I have a sick child home again today. Not the same sick child, either. We’ve cycled through sick children this past week, with the three eldest taking their turn. March break begins tomorrow. I shake my head. This winter.
AppleApple finished Crazy Town: The Rob Ford Story before I did. It was a very readable book, we agreed, although odd to be reading in book-form such recent news events; and of course the story remains unfinished.
I’ve been thinking about tyrants and celebrities. Larger than life. That seems to be how we want our leaders. That’s why the most impossible-seeming characters wind up in power, despite being bumbling fools or ruthless autocrats or outright sociopaths. The gods and goddesses had outsized appetites and were obviously flawed, too, but we never said we wanted perfection, we the people. We are awed by enormity, by behaviour on a scale we can’t imagine of ourselves, whether it be idiocy or tyranny.

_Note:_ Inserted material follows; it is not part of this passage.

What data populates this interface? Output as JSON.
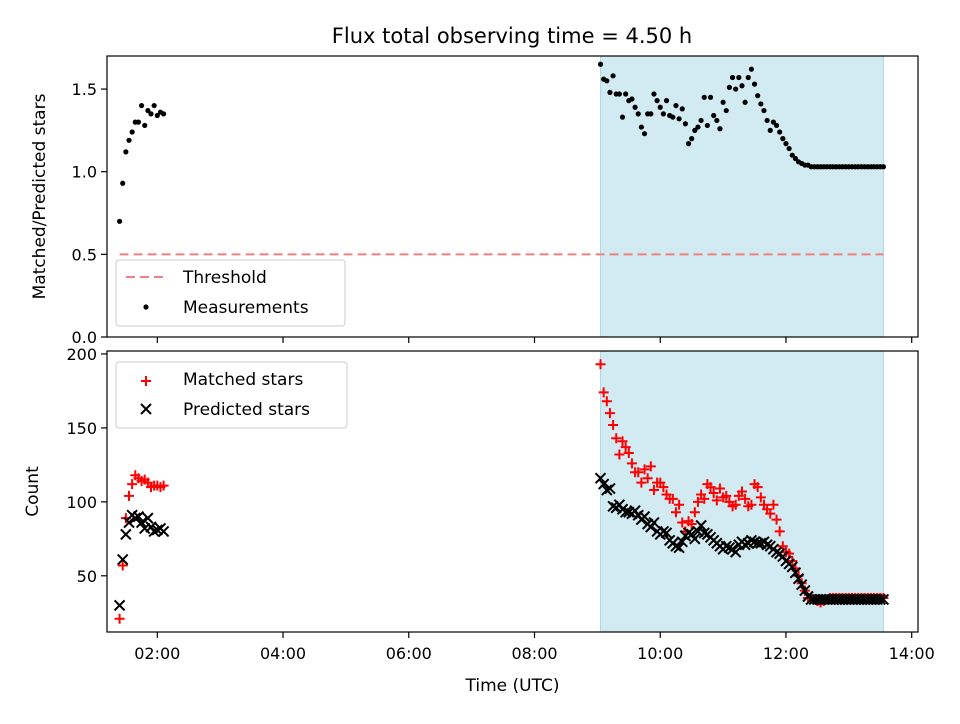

Vladimir Putin is larger than life. He may appear bizarre to the Western eye, posing shirtless while conquering a variety of wildlife, but he knows what he’s doing: he’s creating a potent myth of himself. What an oddly self-inflated little man, we might think, while he smiles like the Mona Lisa and crushes his opposition. And on a scale of far less global importance, Rob Ford is also larger than life. His appetites are renowned, his body enormous, his inability to speak the truth unstoppable, his buffoonery legendary. When we laugh at him, we forget that he still has power. In some ways, it’s an odd trick common to many a corrupt leader: their pretensions are so absurd, we can’t believe anyone’s taking them seriously.
We should. We take them as seriously as they take themselves, or else we’re the fools.